La fourrure, signe extérieur de cruauté...

Les animaux sauvages

sont pris dans des pièges qui les retiennent ou les suspendent par une patte, broient leur chair et leurs os, les étranglent. Ils mettent longtemps à mourir de faim, de froid, de misère. Ils sont empoisonnés, gazés, capturés dans des boîtes à fauves, dans des nasses où ils sont noyés. Ils sont chassés par déterrage, pratique cruelle pour les animaux sauvages, mais aussi pour les chiens contraints après dressage de se battre avec eux au fond des terriers.

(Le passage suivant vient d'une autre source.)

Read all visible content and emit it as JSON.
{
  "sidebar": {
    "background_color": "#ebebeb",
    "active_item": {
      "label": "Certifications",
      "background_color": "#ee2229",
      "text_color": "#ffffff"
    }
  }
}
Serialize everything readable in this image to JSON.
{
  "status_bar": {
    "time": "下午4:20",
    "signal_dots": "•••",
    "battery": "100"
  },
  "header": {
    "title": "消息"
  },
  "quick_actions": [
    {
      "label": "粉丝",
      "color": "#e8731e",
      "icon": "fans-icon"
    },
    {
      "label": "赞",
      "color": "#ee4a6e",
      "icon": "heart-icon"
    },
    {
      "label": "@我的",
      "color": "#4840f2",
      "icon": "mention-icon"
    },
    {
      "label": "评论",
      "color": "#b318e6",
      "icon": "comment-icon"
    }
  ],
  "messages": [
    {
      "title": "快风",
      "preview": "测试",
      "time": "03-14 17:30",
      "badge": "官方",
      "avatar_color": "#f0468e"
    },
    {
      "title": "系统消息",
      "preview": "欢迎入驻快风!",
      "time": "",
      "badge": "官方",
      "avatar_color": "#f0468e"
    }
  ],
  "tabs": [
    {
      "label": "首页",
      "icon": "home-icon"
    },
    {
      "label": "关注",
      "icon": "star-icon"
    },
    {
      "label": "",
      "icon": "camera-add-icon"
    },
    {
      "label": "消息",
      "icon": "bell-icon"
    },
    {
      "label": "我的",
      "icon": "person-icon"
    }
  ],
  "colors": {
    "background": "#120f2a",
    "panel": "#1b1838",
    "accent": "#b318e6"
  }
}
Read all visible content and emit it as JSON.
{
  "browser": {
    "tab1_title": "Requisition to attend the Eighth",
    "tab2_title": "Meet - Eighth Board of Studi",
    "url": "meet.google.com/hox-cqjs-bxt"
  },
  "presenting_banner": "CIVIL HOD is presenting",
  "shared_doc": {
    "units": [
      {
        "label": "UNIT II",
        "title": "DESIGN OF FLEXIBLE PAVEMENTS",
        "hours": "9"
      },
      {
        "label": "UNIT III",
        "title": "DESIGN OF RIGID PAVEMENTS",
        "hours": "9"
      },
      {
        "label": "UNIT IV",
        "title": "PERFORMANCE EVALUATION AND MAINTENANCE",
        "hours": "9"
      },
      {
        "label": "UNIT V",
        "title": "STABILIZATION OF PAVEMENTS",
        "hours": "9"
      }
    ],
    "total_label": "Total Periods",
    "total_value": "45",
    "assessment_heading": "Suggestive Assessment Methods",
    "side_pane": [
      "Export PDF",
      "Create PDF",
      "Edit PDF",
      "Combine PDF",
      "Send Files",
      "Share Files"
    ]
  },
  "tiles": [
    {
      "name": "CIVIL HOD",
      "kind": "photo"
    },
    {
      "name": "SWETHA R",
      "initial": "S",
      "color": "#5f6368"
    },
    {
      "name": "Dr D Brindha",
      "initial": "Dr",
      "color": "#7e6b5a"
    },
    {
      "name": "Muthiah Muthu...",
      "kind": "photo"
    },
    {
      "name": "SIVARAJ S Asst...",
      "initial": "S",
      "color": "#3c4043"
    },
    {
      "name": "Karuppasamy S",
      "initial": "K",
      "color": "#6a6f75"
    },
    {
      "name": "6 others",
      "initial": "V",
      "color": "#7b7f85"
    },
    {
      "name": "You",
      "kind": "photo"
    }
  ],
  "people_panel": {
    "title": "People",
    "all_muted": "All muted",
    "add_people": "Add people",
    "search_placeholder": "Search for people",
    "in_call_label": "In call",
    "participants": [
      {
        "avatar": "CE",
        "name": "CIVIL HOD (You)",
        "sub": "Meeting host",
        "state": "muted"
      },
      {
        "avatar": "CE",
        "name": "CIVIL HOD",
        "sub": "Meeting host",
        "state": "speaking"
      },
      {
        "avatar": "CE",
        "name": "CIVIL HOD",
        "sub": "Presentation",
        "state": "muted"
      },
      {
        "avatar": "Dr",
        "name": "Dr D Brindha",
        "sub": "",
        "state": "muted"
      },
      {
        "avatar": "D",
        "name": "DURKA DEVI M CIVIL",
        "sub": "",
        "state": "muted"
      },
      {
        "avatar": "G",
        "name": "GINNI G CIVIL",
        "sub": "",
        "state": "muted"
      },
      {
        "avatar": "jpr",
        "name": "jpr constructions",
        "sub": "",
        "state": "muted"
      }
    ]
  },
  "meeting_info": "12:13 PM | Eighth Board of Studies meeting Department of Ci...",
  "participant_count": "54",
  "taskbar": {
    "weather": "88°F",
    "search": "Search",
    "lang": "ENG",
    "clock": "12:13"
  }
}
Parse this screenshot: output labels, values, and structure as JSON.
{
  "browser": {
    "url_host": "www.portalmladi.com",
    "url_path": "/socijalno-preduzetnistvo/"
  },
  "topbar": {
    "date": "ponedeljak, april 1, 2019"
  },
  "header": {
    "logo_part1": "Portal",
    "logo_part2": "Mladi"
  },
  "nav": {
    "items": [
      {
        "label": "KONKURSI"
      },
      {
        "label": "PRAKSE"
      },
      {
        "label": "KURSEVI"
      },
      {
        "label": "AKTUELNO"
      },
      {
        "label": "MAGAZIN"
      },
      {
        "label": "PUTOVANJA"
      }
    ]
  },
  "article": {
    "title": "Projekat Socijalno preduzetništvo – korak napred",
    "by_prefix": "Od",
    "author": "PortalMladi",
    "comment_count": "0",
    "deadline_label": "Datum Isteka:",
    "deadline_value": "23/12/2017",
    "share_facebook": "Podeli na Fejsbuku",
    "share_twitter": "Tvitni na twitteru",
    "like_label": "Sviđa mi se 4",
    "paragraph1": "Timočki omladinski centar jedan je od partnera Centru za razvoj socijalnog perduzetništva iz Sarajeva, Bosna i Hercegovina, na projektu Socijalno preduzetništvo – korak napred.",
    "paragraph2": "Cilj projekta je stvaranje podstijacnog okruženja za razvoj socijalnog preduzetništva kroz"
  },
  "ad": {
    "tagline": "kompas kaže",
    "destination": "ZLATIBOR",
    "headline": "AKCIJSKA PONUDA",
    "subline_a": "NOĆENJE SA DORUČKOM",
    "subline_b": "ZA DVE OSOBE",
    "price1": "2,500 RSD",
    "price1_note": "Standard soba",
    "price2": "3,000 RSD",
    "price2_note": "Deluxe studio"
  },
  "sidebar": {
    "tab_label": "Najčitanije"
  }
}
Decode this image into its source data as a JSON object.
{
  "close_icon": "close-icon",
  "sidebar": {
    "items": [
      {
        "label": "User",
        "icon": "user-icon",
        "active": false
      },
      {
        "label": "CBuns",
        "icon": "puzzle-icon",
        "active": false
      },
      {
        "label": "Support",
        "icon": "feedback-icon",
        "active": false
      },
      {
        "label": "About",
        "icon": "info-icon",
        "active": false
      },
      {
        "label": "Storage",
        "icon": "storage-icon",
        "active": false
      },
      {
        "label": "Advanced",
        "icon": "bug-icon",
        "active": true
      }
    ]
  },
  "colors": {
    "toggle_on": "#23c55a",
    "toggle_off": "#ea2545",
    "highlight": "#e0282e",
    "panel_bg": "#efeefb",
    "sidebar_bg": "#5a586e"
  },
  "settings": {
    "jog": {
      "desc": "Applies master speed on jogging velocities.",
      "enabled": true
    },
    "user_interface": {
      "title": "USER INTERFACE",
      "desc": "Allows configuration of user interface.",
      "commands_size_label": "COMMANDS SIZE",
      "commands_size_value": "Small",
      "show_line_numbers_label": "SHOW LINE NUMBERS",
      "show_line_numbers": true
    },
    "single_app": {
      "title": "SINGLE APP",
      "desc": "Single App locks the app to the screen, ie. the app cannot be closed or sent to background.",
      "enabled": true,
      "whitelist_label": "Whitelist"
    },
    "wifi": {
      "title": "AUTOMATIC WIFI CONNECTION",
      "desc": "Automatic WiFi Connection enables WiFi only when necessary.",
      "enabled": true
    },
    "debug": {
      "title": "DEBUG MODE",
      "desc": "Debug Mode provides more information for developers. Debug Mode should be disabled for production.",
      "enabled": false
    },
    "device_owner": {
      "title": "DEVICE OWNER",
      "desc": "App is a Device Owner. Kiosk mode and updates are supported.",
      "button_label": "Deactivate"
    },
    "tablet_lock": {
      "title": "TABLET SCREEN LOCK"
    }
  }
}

Les animaux élevés pour leur fourrure

souffrent de troubles profonds dus à la captivité. Ils sont enfermés de leur naissance à leur mort dans de petites cages dont le grillage provoque des blessures sous leurs pattes. N'ayant connu dans leur existence que l'intolérable privation de liberté, la puanteur des lieux d'élevage, ces animaux subissent encore une mort douloureuse. Ils sont massacrés par injection dans le coeur, électrocution, désarticulation, asphyxie, empoisonnement, décharge de carabine.

Renard d'élevage. Après une vie concentrationnaire, mort très douloureuse par électrocution.

 

La fourrure n'est pas un signe de raffinement.

Porter un vêtement fait de multiples dépouilles d'animaux revient à promener sur soi un cimetière ambulant.

La fourrure pue : elle est le symbole des angoisses, des cris, des souffrances de tous les animaux exploités pour leur fourrure.

Issue d'agonies et de meurtres, la fourrure reste entachée d'une tare indélébile.

La Société Nationale pour la Défense des Animaux vous en prie : ne portez plus de fourrure.